Special vlan interfaces are no longer required in Proxmox. Every kvm and vz can get a vlan tag on it.

This configuration appears to be overly complicated for what the op has requested.
It's as simple as having one interface with the vmbr0, and tag whatever vlans need to be tagged. If a VM needs a second nic attached, you just attach it to vmbr0 and tag the vlan

Yep, agree with you. But this configuration worked flawlessly for us over the years in our datacenter.
We also use open vswitch which also took away the complexity of the multiple vlan interfaces. Much easier to manage a complex virtual environment.

 

[pirateghost]

Yep, agree with you. But this configuration worked flawlessly for us over the years in our datacenter.
We also use open vswitch which also took away the complexity of the multiple vlan interfaces. Much easier to manage a complex virtual environment.
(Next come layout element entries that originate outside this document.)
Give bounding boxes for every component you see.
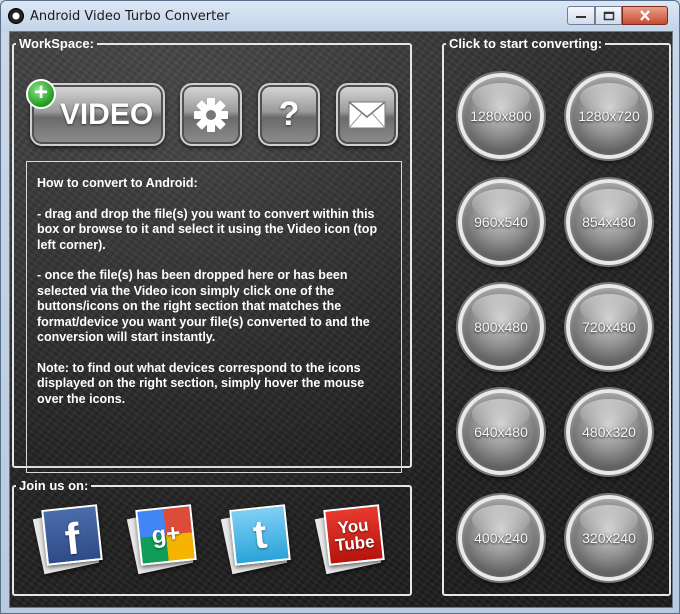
window-title: Android Video Turbo Converter	[30, 9, 230, 24]
contact-button[interactable]	[336, 83, 398, 146]
twitter-glyph: t	[251, 511, 269, 558]
facebook-link[interactable]: f	[32, 504, 103, 575]
workspace-legend: WorkSpace:	[19, 36, 94, 51]
close-button[interactable]	[622, 6, 668, 25]
question-mark-icon: ?	[278, 95, 300, 133]
instructions-note: Note: to find out what devices correspon…	[37, 360, 365, 406]
join-us-legend: Join us on:	[19, 478, 89, 493]
instructions-step-1: - drag and drop the file(s) you want to …	[37, 206, 378, 252]
facebook-glyph: f	[62, 514, 83, 565]
minimize-icon	[576, 15, 586, 18]
join-us-group: Join us on: f g+ t You Tube	[12, 478, 412, 596]
resolution-button-1280x800[interactable]: 1280x800	[458, 73, 544, 159]
youtube-glyph: You Tube	[333, 515, 376, 555]
resolution-button-720x480[interactable]: 720x480	[566, 284, 652, 370]
envelope-icon	[348, 100, 386, 128]
instructions-step-2: - once the file(s) has been dropped here…	[37, 268, 370, 344]
minimize-button[interactable]	[567, 6, 595, 25]
maximize-button[interactable]	[595, 6, 622, 25]
resolution-label: 640x480	[474, 424, 528, 440]
convert-group: Click to start converting: 1280x800 1280…	[442, 36, 671, 596]
resolution-label: 1280x720	[578, 108, 640, 124]
twitter-icon: t	[229, 504, 291, 566]
video-button-label: VIDEO	[59, 97, 154, 131]
gear-icon	[194, 97, 228, 132]
resolution-button-400x240[interactable]: 400x240	[458, 495, 544, 581]
title-bar[interactable]: Android Video Turbo Converter	[1, 1, 679, 31]
resolution-label: 320x240	[582, 530, 636, 546]
instructions-heading: How to convert to Android:	[37, 176, 198, 190]
resolution-label: 480x320	[582, 424, 636, 440]
plus-icon: +	[26, 79, 56, 109]
google-plus-icon: g+	[135, 504, 197, 566]
resolution-label: 400x240	[474, 530, 528, 546]
resolution-button-320x240[interactable]: 320x240	[566, 495, 652, 581]
resolution-button-640x480[interactable]: 640x480	[458, 389, 544, 475]
resolution-button-1280x720[interactable]: 1280x720	[566, 73, 652, 159]
resolution-button-800x480[interactable]: 800x480	[458, 284, 544, 370]
convert-legend: Click to start converting:	[449, 36, 603, 51]
help-button[interactable]: ?	[258, 83, 320, 146]
resolution-label: 720x480	[582, 319, 636, 335]
resolution-button-854x480[interactable]: 854x480	[566, 179, 652, 265]
settings-button[interactable]	[180, 83, 242, 146]
youtube-icon: You Tube	[323, 504, 385, 566]
resolution-button-960x540[interactable]: 960x540	[458, 179, 544, 265]
client-area: WorkSpace: + VIDEO ? How to convert to A…	[9, 31, 673, 608]
maximize-icon	[603, 11, 614, 20]
app-window: Android Video Turbo Converter WorkSpace:…	[0, 0, 680, 614]
resolution-label: 800x480	[474, 319, 528, 335]
youtube-line-2: Tube	[334, 531, 376, 555]
resolution-label: 960x540	[474, 214, 528, 230]
youtube-link[interactable]: You Tube	[314, 504, 385, 575]
resolution-label: 1280x800	[470, 108, 532, 124]
workspace-group: WorkSpace: + VIDEO ? How to convert to A…	[12, 36, 412, 473]
add-video-button[interactable]: + VIDEO	[26, 79, 165, 146]
close-icon	[640, 10, 650, 21]
resolution-label: 854x480	[582, 214, 636, 230]
facebook-icon: f	[41, 504, 103, 566]
twitter-link[interactable]: t	[220, 504, 291, 575]
google-plus-glyph: g+	[150, 519, 182, 550]
drop-zone[interactable]: How to convert to Android: - drag and dr…	[26, 161, 402, 473]
film-reel-icon	[8, 8, 24, 24]
resolution-button-480x320[interactable]: 480x320	[566, 389, 652, 475]
google-plus-link[interactable]: g+	[126, 504, 197, 575]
I used the special vlan interfaces prior to the addition to the tags capabilities on the vz containers. It's an unnecessary complexity now. Much easier to just tag the vlan. If I want to add a vlan to my network, I can do it now without changing any network configurations on Proxmox

 

[danpez]

Sorry for the late reply. Yes I meant VM instead of host before apologies for the confusion!

Here is a network diagram:



So the WLAN on the right is in VLAN2 which has a gateway of the Mikrotik router ISO.

The LAN on VLAN 3 on the bottom has a gateway of the Debian VZ which is a DNS proxy.

The routing/LAN components I have no issue with, it's just getting these VLANs / interfaces to work over the single NIC from the Proxmox host to the LAN switch which is where I'm struggling...

 

[pirateghost]

Sorry for the late reply. Yes I meant VM instead of host before apologies for the confusion!

Here is a network diagram:

View attachment 2766

So the WLAN on the right is in VLAN2 which has a gateway of the Mikrotik router ISO.

The LAN on VLAN 3 on the bottom has a gateway of the Debian VZ which is a DNS proxy.

The routing/LAN components I have no issue with, it's just getting these VLANs / interfaces to work over the single NIC from the Proxmox host to the LAN switch which is where I'm struggling...

There should be no struggle at all. Use your single VMBR0, and in your VM settings under the network interface setting, you just tag the interfaces you want on whatever VLAN you want them. It is really straight forward and there is no need for weird or special rules on your proxmox interfaces config.